With immigrants revitalizing many parish communities, said Meiers, “those countries that used to be missions are now missioning to us.”
That dynamic is part of the divine plan, said Dosse Akpeko, who represented the archdiocese’s French-speaking African communities at the liturgy.
“Diversity and a multicultural environment is always good,” he said. “It shows how marvelously God has really created (us), with all of us coming from different nations, together as one.”
Dressed in her native Lithuanian costume, Erika Gedvilaite said it was “a great honor to show (her) culture,” adding she appreciated that “the entire church recognizes” varied heritages.
Hermie Aczon said her Filipino roots blended with the backgrounds of other believers to form a lasting unity.
“We pray together as one body,” she said.

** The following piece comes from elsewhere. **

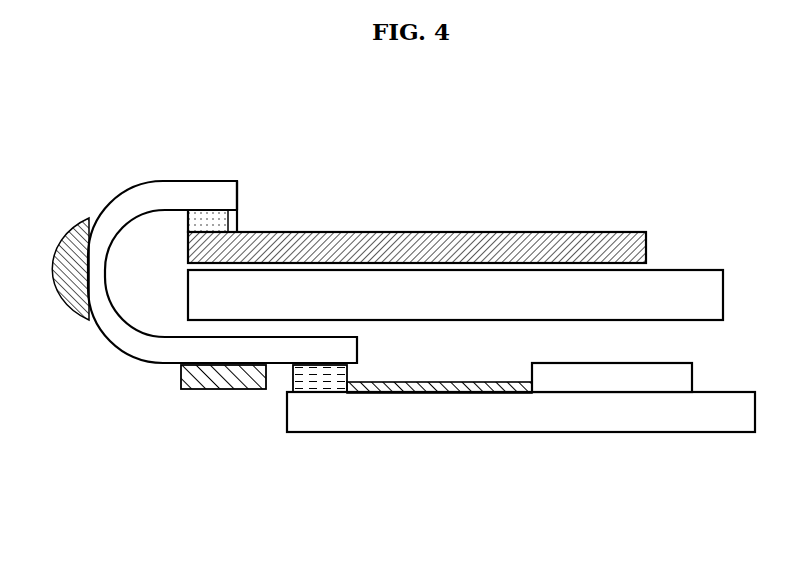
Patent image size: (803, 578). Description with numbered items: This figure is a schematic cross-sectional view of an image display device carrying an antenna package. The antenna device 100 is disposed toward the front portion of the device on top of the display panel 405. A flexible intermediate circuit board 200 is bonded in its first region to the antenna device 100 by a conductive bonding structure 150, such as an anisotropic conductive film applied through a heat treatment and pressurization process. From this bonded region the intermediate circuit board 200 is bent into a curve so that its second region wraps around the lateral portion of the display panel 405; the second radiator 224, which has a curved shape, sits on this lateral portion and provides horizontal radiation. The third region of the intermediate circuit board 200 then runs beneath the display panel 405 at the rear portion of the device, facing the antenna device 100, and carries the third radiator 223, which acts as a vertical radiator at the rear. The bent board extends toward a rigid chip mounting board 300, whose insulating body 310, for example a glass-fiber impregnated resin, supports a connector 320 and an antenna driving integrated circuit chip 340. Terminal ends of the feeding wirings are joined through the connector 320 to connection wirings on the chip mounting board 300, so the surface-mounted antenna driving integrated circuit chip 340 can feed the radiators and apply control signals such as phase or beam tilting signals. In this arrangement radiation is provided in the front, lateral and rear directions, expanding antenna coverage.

Fellow Filipino Ferdinand Aczon said added that “all of us are migrants” on a planet “which is a global mission.”
For that reason, said Meiers, faithful don’t need to travel far to find their own mission field.

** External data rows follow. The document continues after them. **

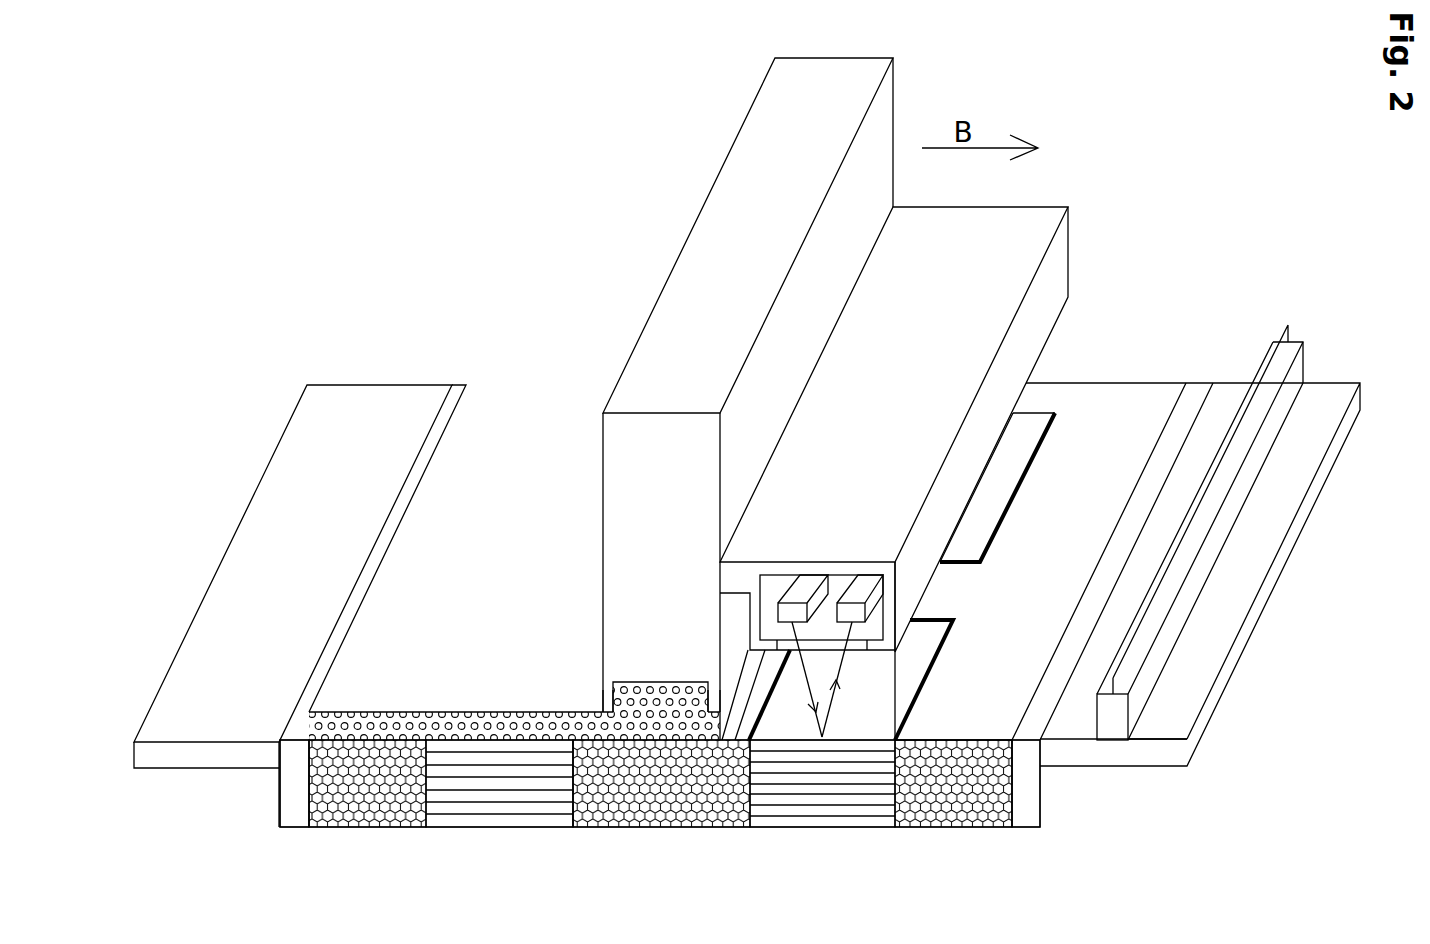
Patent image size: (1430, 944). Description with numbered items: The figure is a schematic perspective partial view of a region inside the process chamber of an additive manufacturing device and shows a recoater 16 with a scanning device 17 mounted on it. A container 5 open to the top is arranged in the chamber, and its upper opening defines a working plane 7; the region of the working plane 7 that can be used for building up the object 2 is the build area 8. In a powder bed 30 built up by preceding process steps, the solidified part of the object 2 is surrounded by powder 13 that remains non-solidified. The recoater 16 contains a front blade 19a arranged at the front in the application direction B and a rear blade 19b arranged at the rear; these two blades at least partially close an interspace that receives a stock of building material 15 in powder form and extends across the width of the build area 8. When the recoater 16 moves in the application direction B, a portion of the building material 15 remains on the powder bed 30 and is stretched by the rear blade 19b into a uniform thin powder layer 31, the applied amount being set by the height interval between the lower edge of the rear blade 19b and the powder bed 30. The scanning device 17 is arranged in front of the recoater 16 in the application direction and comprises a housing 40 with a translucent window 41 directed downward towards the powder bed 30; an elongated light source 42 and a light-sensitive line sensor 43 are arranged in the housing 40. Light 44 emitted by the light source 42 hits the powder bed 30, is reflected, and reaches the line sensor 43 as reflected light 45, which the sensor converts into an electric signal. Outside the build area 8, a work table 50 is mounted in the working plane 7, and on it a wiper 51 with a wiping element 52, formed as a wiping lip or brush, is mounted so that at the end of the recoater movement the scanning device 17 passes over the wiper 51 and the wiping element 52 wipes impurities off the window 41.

The object 2 is at (928, 632).
The container 5 is at (297, 788).
The working plane 7 is at (1163, 729).
The build area 8 is at (929, 728).
The powder 13 is at (342, 802).
The building material 15 is at (657, 693).
The recoater 16 is at (759, 185).
The scanning device 17 is at (876, 391).
The front blade 19a is at (713, 697).
The rear blade 19b is at (608, 700).
The powder bed 30 is at (977, 778).
The powder layer 31 is at (308, 718).
The housing 40 is at (1071, 272).
The window 41 is at (853, 647).
The light source 42 is at (802, 585).
The line sensor 43 is at (858, 585).
The light 44 is at (797, 679).
The reflected light 45 is at (848, 679).
The work table 50 is at (297, 522).
The wiper 51 is at (1110, 727).
The wiping element 52 is at (1286, 327).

“It doesn’t mean that everyone’s going off to a different country,” she said. “But you can show kindness to another, who may be new at school, or you could sacrifice something once a week and give the money to the missions, or say a daily prayer for missionaries.”
Regardless of the form it takes, evangelization is central to the life of a Christian, said Msgr. Rodgers.
“By reason of our baptism, we are called to proclaim the reality of Jesus Christ in every aspect of our lives,” said Msgr. Rodgers. “We are the ones who, whether in the office or the school, in the family, among friends, in the neighborhood … are called now to bring that message of Jesus Christ … to all we meet.”